Reputation: 23
I have a data frame named "SpatialKey" with three columns. First column contains 5 categories representing population quintile. The second column has 4 kind of data: 0, 400, 800 and 1200. The third column represents population.
For example
quintile | isocrona | total |
---|---|---|
4 | 1200 | 1674 |
1 | 400 | 1676 |
4 | 400 | 1723 |
5 | 800 | 1567 |
3 | 0 | 1531 |
3 | 1200 | 1370 |
2 | 1200 | 1925 |
1 | 400 | 1916 |
5 | 0 | 1776 |
2 | 800 | 1896 |
3 | 800 | 2143 |
5 | 400 | 2098 |
4 | 400 | 1496 |
1 | 0 | 961 |
4 | 800 | 1684 |
I want to clasify the data by quintile and sum the population by the 4 kind of data I have in the second column.
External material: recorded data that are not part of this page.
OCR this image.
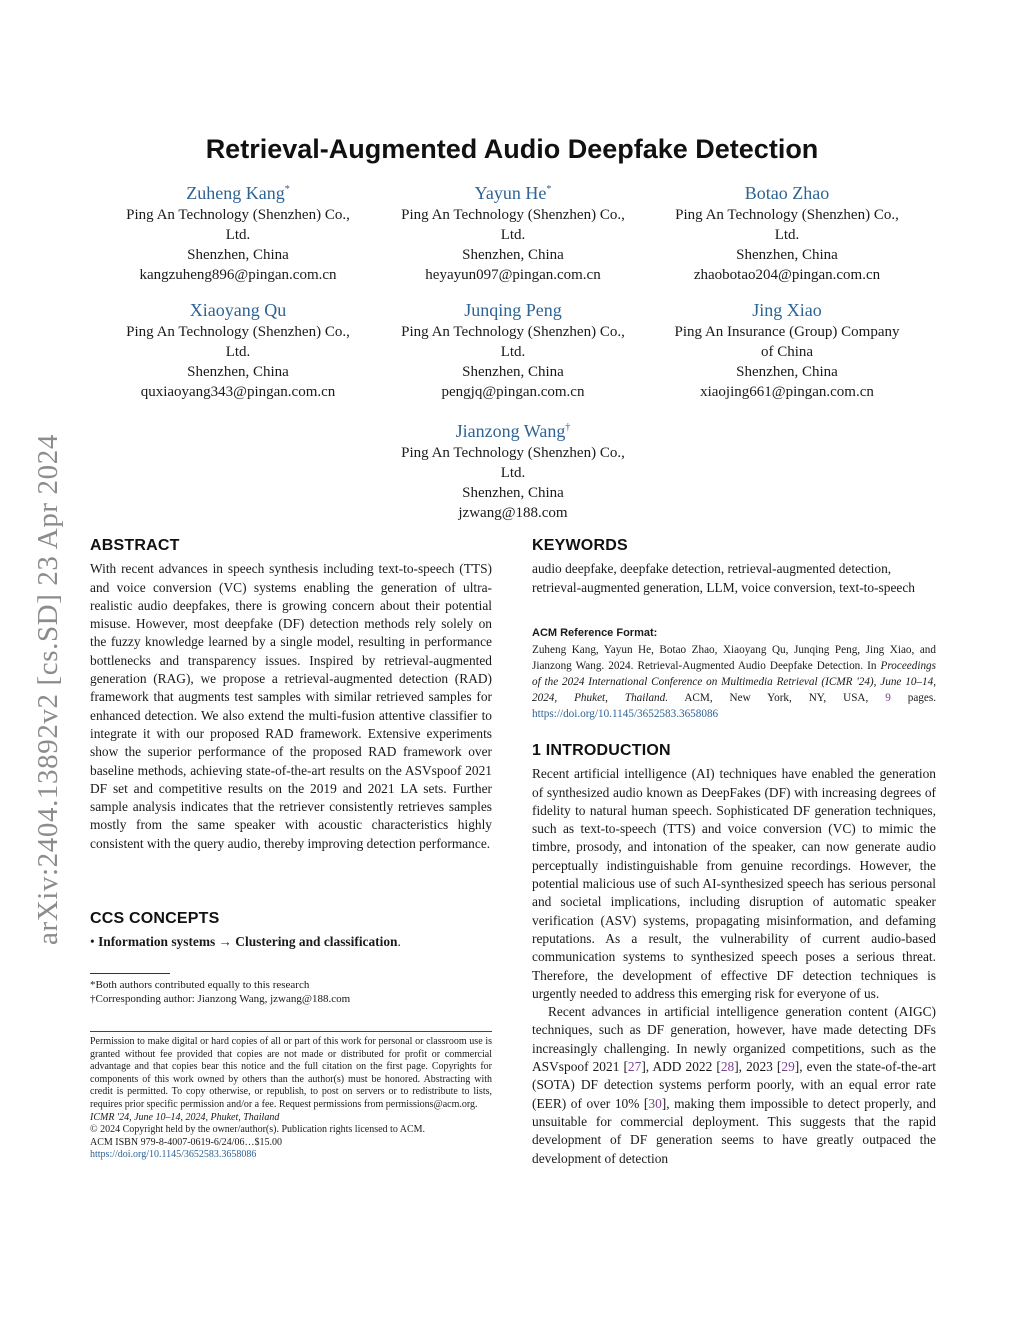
arXiv:2404.13892v2 [cs.SD] 23 Apr 2024
Retrieval-Augmented Audio Deepfake Detection
Zuheng Kang*
Ping An Technology (Shenzhen) Co.,
Ltd.
Shenzhen, China
kangzuheng896@pingan.com.cn
Yayun He*
Ping An Technology (Shenzhen) Co.,
Ltd.
Shenzhen, China
heyayun097@pingan.com.cn
Botao Zhao
Ping An Technology (Shenzhen) Co.,
Ltd.
Shenzhen, China
zhaobotao204@pingan.com.cn
Xiaoyang Qu
Ping An Technology (Shenzhen) Co.,
Ltd.
Shenzhen, China
quxiaoyang343@pingan.com.cn
Junqing Peng
Ping An Technology (Shenzhen) Co.,
Ltd.
Shenzhen, China
pengjq@pingan.com.cn
Jing Xiao
Ping An Insurance (Group) Company
of China
Shenzhen, China
xiaojing661@pingan.com.cn
Jianzong Wang†
Ping An Technology (Shenzhen) Co.,
Ltd.
Shenzhen, China
jzwang@188.com
ABSTRACT

With recent advances in speech synthesis including text-to-speech (TTS) and voice conversion (VC) systems enabling the generation of ultra-realistic audio deepfakes, there is growing concern about their potential misuse. However, most deepfake (DF) detection methods rely solely on the fuzzy knowledge learned by a single model, resulting in performance bottlenecks and transparency issues. Inspired by retrieval-augmented generation (RAG), we propose a retrieval-augmented detection (RAD) framework that augments test samples with similar retrieved samples for enhanced detection. We also extend the multi-fusion attentive classifier to integrate it with our proposed RAD framework. Extensive experiments show the superior performance of the proposed RAD framework over baseline methods, achieving state-of-the-art results on the ASVspoof 2021 DF set and competitive results on the 2019 and 2021 LA sets. Further sample analysis indicates that the retriever consistently retrieves samples mostly from the same speaker with acoustic characteristics highly consistent with the query audio, thereby improving detection performance.

CCS CONCEPTS

• Information systems → Clustering and classification.

*Both authors contributed equally to this research
†Corresponding author: Jianzong Wang, jzwang@188.com

Permission to make digital or hard copies of all or part of this work for personal or classroom use is granted without fee provided that copies are not made or distributed for profit or commercial advantage and that copies bear this notice and the full citation on the first page. Copyrights for components of this work owned by others than the author(s) must be honored. Abstracting with credit is permitted. To copy otherwise, or republish, to post on servers or to redistribute to lists, requires prior specific permission and/or a fee. Request permissions from permissions@acm.org.

ICMR '24, June 10–14, 2024, Phuket, Thailand

© 2024 Copyright held by the owner/author(s). Publication rights licensed to ACM.

ACM ISBN 979-8-4007-0619-6/24/06…$15.00

https://doi.org/10.1145/3652583.3658086

KEYWORDS

audio deepfake, deepfake detection, retrieval-augmented detection, retrieval-augmented generation, LLM, voice conversion, text-to-speech

ACM Reference Format:

Zuheng Kang, Yayun He, Botao Zhao, Xiaoyang Qu, Junqing Peng, Jing Xiao, and Jianzong Wang. 2024. Retrieval-Augmented Audio Deepfake Detection. In Proceedings of the 2024 International Conference on Multimedia Retrieval (ICMR '24), June 10–14, 2024, Phuket, Thailand. ACM, New York, NY, USA, 9 pages. https://doi.org/10.1145/3652583.3658086

1 INTRODUCTION

Recent artificial intelligence (AI) techniques have enabled the generation of synthesized audio known as DeepFakes (DF) with increasing degrees of fidelity to natural human speech. Sophisticated DF generation techniques, such as text-to-speech (TTS) and voice conversion (VC) to mimic the timbre, prosody, and intonation of the speaker, can now generate audio perceptually indistinguishable from genuine recordings. However, the potential malicious use of such AI-synthesized speech has serious personal and societal implications, including disruption of automatic speaker verification (ASV) systems, propagating misinformation, and defaming reputations. As a result, the vulnerability of current audio-based communication systems to synthesized speech poses a serious threat. Therefore, the development of effective DF detection techniques is urgently needed to address this emerging risk for everyone of us.

Recent advances in artificial intelligence generation content (AIGC) techniques, such as DF generation, however, have made detecting DFs increasingly challenging. In newly organized competitions, such as the ASVspoof 2021 [27], ADD 2022 [28], 2023 [29], even the state-of-the-art (SOTA) DF detection systems perform poorly, with an equal error rate (EER) of over 10% [30], making them impossible to detect properly, and unsuitable for commercial deployment. This suggests that the rapid development of DF generation seems to have greatly outpaced the development of detection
For example:
0 | 400 | 800 | 1200 | |
---|---|---|---|---|
1 | 961 | 3592 | 0 | 0 |
2 | 0 | 0 | 1896 | 1925 |
3 | 1531 | 0 | 2143 | 1370 |
4 | 0 | 3219 | 1684 | 1674 |
5 | 1776 | 2098 | 1567 | 0 |
And here is my code.
po <- SpatialKey %>%
group_by(quintile, isocrona) %>%
summarise_at(vars(contains("total")), sum)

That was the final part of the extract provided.